North Island President/CEO John Tippets said he attributes the growth in part to his staff’s dedication. However, he predicts the local economy will negatively affect the credit union’s loan portfolio in 2012.
“There are further challenges,” Tippets said. “The economy remains a great obstacle and only modest improvement can be expected in 2012. Housing prices and unemployment are not likely to show much recovery, which will consequently impact North Island in the form of continued loan losses.”
Last year was the Riverside, Calif.-based, $642.9 million Altura Credit Union’s top year for financial performance since 2006, according to CEO Mark Hawkins. After a net loss of $5.8 million and net worth ratio of 5.81% at the end of 2010, as well as multiple branch closures in early 2011, the credit union ended 2011 with a net income totaling $8.43 million and net worth ratio of 7.84%.
“Although we continued to deal with a difficult economy, 2011 was the year in which we finally saw the marketplace begin to firm up,” Hawkins said. “Unemployment is settling down and foreclosures and delinquencies have eased substantially.
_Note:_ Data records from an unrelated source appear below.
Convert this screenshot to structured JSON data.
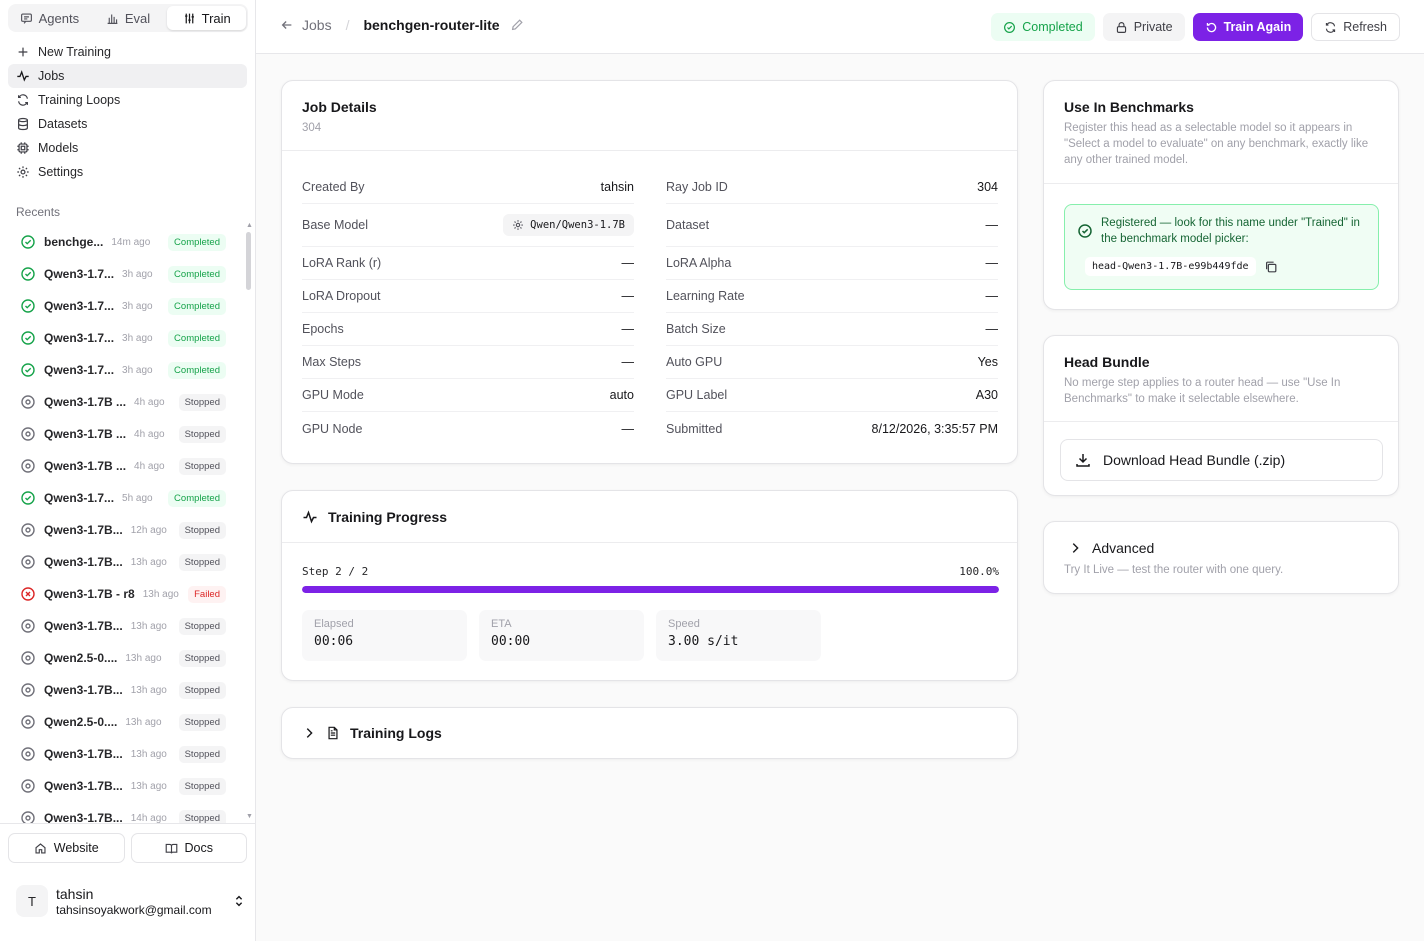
{
  "modes": {
    "agents": "Agents",
    "eval": "Eval",
    "train": "Train"
  },
  "nav": [
    {
      "label": "New Training",
      "icon": "plus-icon"
    },
    {
      "label": "Jobs",
      "icon": "activity-icon",
      "active": true
    },
    {
      "label": "Training Loops",
      "icon": "refresh-icon"
    },
    {
      "label": "Datasets",
      "icon": "database-icon"
    },
    {
      "label": "Models",
      "icon": "cpu-icon"
    },
    {
      "label": "Settings",
      "icon": "gear-icon"
    }
  ],
  "recents_label": "Recents",
  "recents": [
    {
      "name": "benchge...",
      "ago": "14m ago",
      "status": "Completed"
    },
    {
      "name": "Qwen3-1.7...",
      "ago": "3h ago",
      "status": "Completed"
    },
    {
      "name": "Qwen3-1.7...",
      "ago": "3h ago",
      "status": "Completed"
    },
    {
      "name": "Qwen3-1.7...",
      "ago": "3h ago",
      "status": "Completed"
    },
    {
      "name": "Qwen3-1.7...",
      "ago": "3h ago",
      "status": "Completed"
    },
    {
      "name": "Qwen3-1.7B ...",
      "ago": "4h ago",
      "status": "Stopped"
    },
    {
      "name": "Qwen3-1.7B ...",
      "ago": "4h ago",
      "status": "Stopped"
    },
    {
      "name": "Qwen3-1.7B ...",
      "ago": "4h ago",
      "status": "Stopped"
    },
    {
      "name": "Qwen3-1.7...",
      "ago": "5h ago",
      "status": "Completed"
    },
    {
      "name": "Qwen3-1.7B...",
      "ago": "12h ago",
      "status": "Stopped"
    },
    {
      "name": "Qwen3-1.7B...",
      "ago": "13h ago",
      "status": "Stopped"
    },
    {
      "name": "Qwen3-1.7B - r8",
      "ago": "13h ago",
      "status": "Failed"
    },
    {
      "name": "Qwen3-1.7B...",
      "ago": "13h ago",
      "status": "Stopped"
    },
    {
      "name": "Qwen2.5-0....",
      "ago": "13h ago",
      "status": "Stopped"
    },
    {
      "name": "Qwen3-1.7B...",
      "ago": "13h ago",
      "status": "Stopped"
    },
    {
      "name": "Qwen2.5-0....",
      "ago": "13h ago",
      "status": "Stopped"
    },
    {
      "name": "Qwen3-1.7B...",
      "ago": "13h ago",
      "status": "Stopped"
    },
    {
      "name": "Qwen3-1.7B...",
      "ago": "13h ago",
      "status": "Stopped"
    },
    {
      "name": "Qwen3-1.7B...",
      "ago": "14h ago",
      "status": "Stopped"
    }
  ],
  "bottom_links": {
    "website": "Website",
    "docs": "Docs"
  },
  "user": {
    "initial": "T",
    "name": "tahsin",
    "email": "tahsinsoyakwork@gmail.com"
  },
  "breadcrumb": {
    "back": "Jobs",
    "separator": "/",
    "current": "benchgen-router-lite"
  },
  "actions": {
    "status": "Completed",
    "private": "Private",
    "train_again": "Train Again",
    "refresh": "Refresh"
  },
  "job": {
    "title": "Job Details",
    "id": "304",
    "left": [
      {
        "k": "Created By",
        "v": "tahsin"
      },
      {
        "k": "Base Model",
        "v": "Qwen/Qwen3-1.7B",
        "chip": true
      },
      {
        "k": "LoRA Rank (r)",
        "v": "—"
      },
      {
        "k": "LoRA Dropout",
        "v": "—"
      },
      {
        "k": "Epochs",
        "v": "—"
      },
      {
        "k": "Max Steps",
        "v": "—"
      },
      {
        "k": "GPU Mode",
        "v": "auto"
      },
      {
        "k": "GPU Node",
        "v": "—"
      }
    ],
    "right": [
      {
        "k": "Ray Job ID",
        "v": "304"
      },
      {
        "k": "Dataset",
        "v": "—"
      },
      {
        "k": "LoRA Alpha",
        "v": "—"
      },
      {
        "k": "Learning Rate",
        "v": "—"
      },
      {
        "k": "Batch Size",
        "v": "—"
      },
      {
        "k": "Auto GPU",
        "v": "Yes"
      },
      {
        "k": "GPU Label",
        "v": "A30"
      },
      {
        "k": "Submitted",
        "v": "8/12/2026, 3:35:57 PM"
      }
    ]
  },
  "progress": {
    "title": "Training Progress",
    "step": "Step 2 / 2",
    "percent_label": "100.0%",
    "fraction": 1.0,
    "stats": [
      {
        "label": "Elapsed",
        "value": "00:06"
      },
      {
        "label": "ETA",
        "value": "00:00"
      },
      {
        "label": "Speed",
        "value": "3.00 s/it"
      }
    ]
  },
  "logs": {
    "title": "Training Logs"
  },
  "benchmarks": {
    "title": "Use In Benchmarks",
    "desc": "Register this head as a selectable model so it appears in \"Select a model to evaluate\" on any benchmark, exactly like any other trained model.",
    "registered": "Registered — look for this name under \"Trained\" in the benchmark model picker:",
    "code": "head-Qwen3-1.7B-e99b449fde"
  },
  "bundle": {
    "title": "Head Bundle",
    "desc": "No merge step applies to a router head — use \"Use In Benchmarks\" to make it selectable elsewhere.",
    "download": "Download Head Bundle (.zip)"
  },
  "advanced": {
    "title": "Advanced",
    "desc": "Try It Live — test the router with one query."
  },
  "colors": {
    "accent": "#7c22e6",
    "success": "#16a34a",
    "failed": "#dc2626"
  }
}
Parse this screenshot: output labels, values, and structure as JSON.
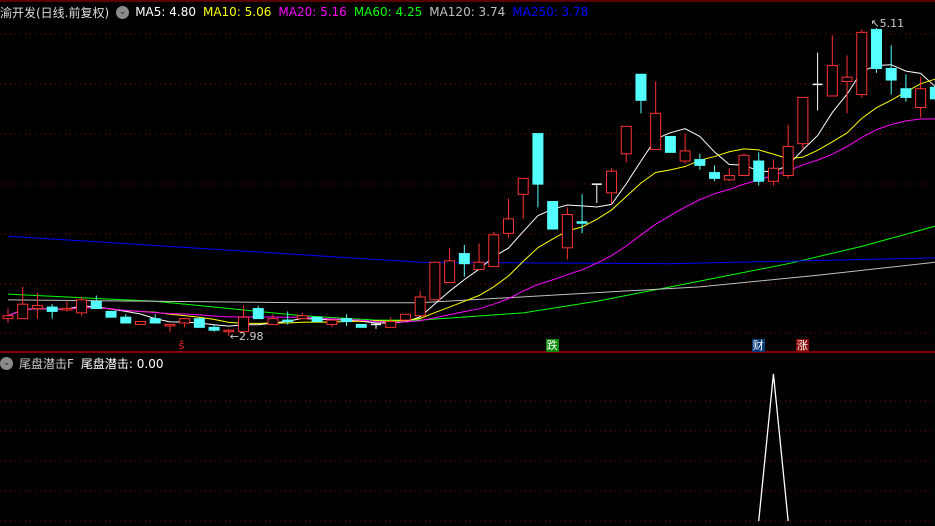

We are well positioned now for 2012, and we look forward to once again adding value to member households.”
Due to a slight economic improvement in California’s Inland Empire, where Riverside is located, Altura CU also managed to reduce its loan loss provisions from $35.6 million at the end of 2010 to $30.8 million at the end of 2011, the CU said.
Unfortunately, not every CU in California can report success going into 2012. The $1.1 billion, Brea, Calif.-based Evangelical Christian Credit Union made news when the Faith Center church in Rockford, Ill., which borrowed millions from the CU for an expansion project that launched in 2007, declared bankruptcy in January. According to reports in the Rockford Register Star, the Faith Center currently owes the CU $4.17 million.
Evangelical Christian CU’s financial performance report reflects a net loss of $19.2 million at the end of 2011, down further from its net loss of $15.8 million at the end of 2010, and a total delinquent and charged-off loan amount of $92.7 million at the end of 2011, an increase from $76.9 million the previous year. However, the CU is adequately capitalized with a year-end 2011 net worth ratio of 7.64%.
The $318 million Telesis Community Credit Union of Chatsworth, Calif., which recently struggled to recover from defaulted, out-of-state commercial real estate loans, experienced a slight improvement in net income in 2011. According to its financial performance report, the CU had a net loss of $4.6 million at the end of 2011, following a net loss of $11.2 million at the end of 2010.
But the report also points to continued struggles for the credit union. During the same one-year time period, the CU’s asset size shrank from $400 million to $318 million, its delinquency ratio rose from 11.3% to 12.2% and its net worth ratio declined from 5.51% to 5.48%.
Telesis Community CU CEO Grace Mayo declined an interview with Credit Union Times for this story.